Joint optimization of service request routing and instance placement in the microservice system
Introduction
As a new architecture style for provisioning services, microservice architecture (also called μService) is currently attracting significant attention. Traditionally, all the modules of an application are packaged and deployed as a monolith. However, this approach suffers from several issues regarding software updates, reliability, and scalability (Fazio et al., 2016). For instance, to update a small part of an application, the entire application needs to be redeployed. In contrast, μService refractors an application into a set of small, interconnected microservices. Each microservice is self-contained and can be developed, updated and deployed independently. The business logic is implemented by a series of microservices forming a microservice chain through remote API calls (e.g., REST or message queue). μService creates flexibility, reliability, and speed of software updating and service delivery. With the advent of container technologies such as Docker,1 the new architecture powers modern cloud applications.
However, along with the enhanced flexibility, come potentially increased hardware resource usage (e.g., CPU and memory) and request processing time due to service decomposition (NGINX, ). When we start building a μService system, resource allocation strategies are required to allocate into more microservice instances and also into more complex system management tools (e.g., load balancers and failover software) in such more elaborate system. Careless resource allocation can increase energy consumption. Moreover, a service request is processed across multiple instances through inter-process communication rather than language-level function calls in monolithic applications. Each instance may have unique request processing logic and processing capabilities depending on allocated computing resource. Hence, careless resource allocation, on the other hand, can increase the end-to-end request processing time of microservice chains (hereinafter referred to as service time) which is the major QoS concerned by service providers and users.

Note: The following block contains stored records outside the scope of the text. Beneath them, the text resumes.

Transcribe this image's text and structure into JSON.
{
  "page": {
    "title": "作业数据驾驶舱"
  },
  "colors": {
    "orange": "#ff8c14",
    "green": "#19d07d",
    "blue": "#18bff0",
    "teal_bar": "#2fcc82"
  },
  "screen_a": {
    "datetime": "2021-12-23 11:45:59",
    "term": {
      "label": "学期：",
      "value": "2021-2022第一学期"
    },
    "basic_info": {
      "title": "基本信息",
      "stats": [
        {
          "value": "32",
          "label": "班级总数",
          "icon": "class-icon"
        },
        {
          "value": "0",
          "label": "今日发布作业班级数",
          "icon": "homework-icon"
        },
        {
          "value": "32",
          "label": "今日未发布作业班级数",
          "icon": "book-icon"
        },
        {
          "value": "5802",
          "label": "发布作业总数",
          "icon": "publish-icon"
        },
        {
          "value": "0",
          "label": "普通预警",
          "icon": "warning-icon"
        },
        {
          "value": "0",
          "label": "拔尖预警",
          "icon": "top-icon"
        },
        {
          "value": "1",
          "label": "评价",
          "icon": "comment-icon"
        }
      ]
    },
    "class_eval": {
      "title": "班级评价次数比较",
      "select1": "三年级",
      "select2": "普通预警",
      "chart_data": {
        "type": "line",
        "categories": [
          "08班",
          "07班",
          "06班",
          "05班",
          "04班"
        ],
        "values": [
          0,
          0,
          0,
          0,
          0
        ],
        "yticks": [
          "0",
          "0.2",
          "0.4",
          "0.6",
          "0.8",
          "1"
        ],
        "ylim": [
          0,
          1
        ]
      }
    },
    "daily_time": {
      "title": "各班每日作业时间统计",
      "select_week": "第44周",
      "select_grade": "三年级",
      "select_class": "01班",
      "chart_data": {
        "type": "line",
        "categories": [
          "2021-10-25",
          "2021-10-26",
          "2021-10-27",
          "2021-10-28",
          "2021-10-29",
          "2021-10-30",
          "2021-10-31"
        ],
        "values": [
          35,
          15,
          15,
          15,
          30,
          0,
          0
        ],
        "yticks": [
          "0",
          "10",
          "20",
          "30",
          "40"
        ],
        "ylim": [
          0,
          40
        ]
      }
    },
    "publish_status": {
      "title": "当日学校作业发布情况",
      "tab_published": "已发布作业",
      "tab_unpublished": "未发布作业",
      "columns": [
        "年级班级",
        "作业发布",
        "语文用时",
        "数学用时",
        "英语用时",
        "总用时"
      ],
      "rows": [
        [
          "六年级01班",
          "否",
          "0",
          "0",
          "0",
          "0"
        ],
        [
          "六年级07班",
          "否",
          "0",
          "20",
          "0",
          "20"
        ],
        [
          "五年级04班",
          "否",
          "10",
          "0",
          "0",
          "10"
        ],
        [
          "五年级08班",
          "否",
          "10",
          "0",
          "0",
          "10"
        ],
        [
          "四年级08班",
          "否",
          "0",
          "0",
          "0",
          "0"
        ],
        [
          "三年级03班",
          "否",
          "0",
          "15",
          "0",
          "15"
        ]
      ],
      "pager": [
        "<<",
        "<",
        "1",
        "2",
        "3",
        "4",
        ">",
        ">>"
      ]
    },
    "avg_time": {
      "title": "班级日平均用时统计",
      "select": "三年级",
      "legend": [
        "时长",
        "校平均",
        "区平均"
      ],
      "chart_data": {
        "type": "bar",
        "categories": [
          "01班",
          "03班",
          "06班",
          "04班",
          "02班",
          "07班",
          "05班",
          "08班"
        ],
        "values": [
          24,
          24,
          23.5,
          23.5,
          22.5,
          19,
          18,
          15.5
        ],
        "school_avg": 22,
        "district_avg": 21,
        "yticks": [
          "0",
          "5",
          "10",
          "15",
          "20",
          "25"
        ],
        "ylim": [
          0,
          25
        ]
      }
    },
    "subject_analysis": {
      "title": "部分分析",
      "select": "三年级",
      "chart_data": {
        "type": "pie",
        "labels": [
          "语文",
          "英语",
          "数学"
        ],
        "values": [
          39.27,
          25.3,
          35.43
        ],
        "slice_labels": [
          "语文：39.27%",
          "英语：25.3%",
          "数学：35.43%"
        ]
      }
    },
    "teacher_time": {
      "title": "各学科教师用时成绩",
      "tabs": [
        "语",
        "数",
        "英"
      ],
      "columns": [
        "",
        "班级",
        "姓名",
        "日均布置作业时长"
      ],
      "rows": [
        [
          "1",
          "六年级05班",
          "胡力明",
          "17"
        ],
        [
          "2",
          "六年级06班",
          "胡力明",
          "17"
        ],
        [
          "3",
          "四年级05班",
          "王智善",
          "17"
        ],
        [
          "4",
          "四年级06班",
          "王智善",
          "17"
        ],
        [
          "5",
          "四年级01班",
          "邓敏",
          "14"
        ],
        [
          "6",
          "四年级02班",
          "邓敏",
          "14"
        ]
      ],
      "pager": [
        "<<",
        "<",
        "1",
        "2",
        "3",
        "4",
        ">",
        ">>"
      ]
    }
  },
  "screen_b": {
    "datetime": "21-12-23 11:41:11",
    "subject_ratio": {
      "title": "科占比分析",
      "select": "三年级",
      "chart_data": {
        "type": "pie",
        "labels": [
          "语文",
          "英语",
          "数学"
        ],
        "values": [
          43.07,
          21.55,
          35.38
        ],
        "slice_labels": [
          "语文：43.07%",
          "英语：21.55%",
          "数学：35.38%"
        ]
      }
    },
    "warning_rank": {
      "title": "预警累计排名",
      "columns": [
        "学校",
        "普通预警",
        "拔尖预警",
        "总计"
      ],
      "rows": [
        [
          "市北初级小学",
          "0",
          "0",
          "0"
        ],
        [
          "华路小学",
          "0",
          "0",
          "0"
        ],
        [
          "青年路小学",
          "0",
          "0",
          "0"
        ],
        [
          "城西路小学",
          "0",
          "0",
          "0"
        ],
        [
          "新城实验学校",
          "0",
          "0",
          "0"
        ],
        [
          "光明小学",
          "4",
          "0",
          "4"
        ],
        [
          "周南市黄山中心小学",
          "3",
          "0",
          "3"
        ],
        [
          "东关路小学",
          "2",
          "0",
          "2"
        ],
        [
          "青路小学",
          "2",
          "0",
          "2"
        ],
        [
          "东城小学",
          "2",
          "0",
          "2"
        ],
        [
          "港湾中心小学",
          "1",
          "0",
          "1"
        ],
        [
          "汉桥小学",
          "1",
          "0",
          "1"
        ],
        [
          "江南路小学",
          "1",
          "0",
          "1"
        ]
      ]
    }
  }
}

To reduce energy consumption and improve QoS, a trade-off resource allocation optimization problem is involved that more computing resources allocated to microservice instances can reduce service time, but at the cost of higher energy consumption, and vice versa. Even without considering energy consumption, inter-chain resource contention exists for their own performance (Niu et al., 2018), which can result in unbalanced QoS provided by different chains. Thus, careful resource allocation to avoid over/under-provisioning is deeply needed, but not trivial for μServices since they are being deployed at a significant scale (e.g., Uber's application is composed of over 1000 instances) (Panda et al., 2017). To this end, a critical problem needs to be addressed: how can resources be efficiently allocated and balanced not only to reduce energy consumption but also to guarantee high QoS when creating and placing microservice instances and routing service requests?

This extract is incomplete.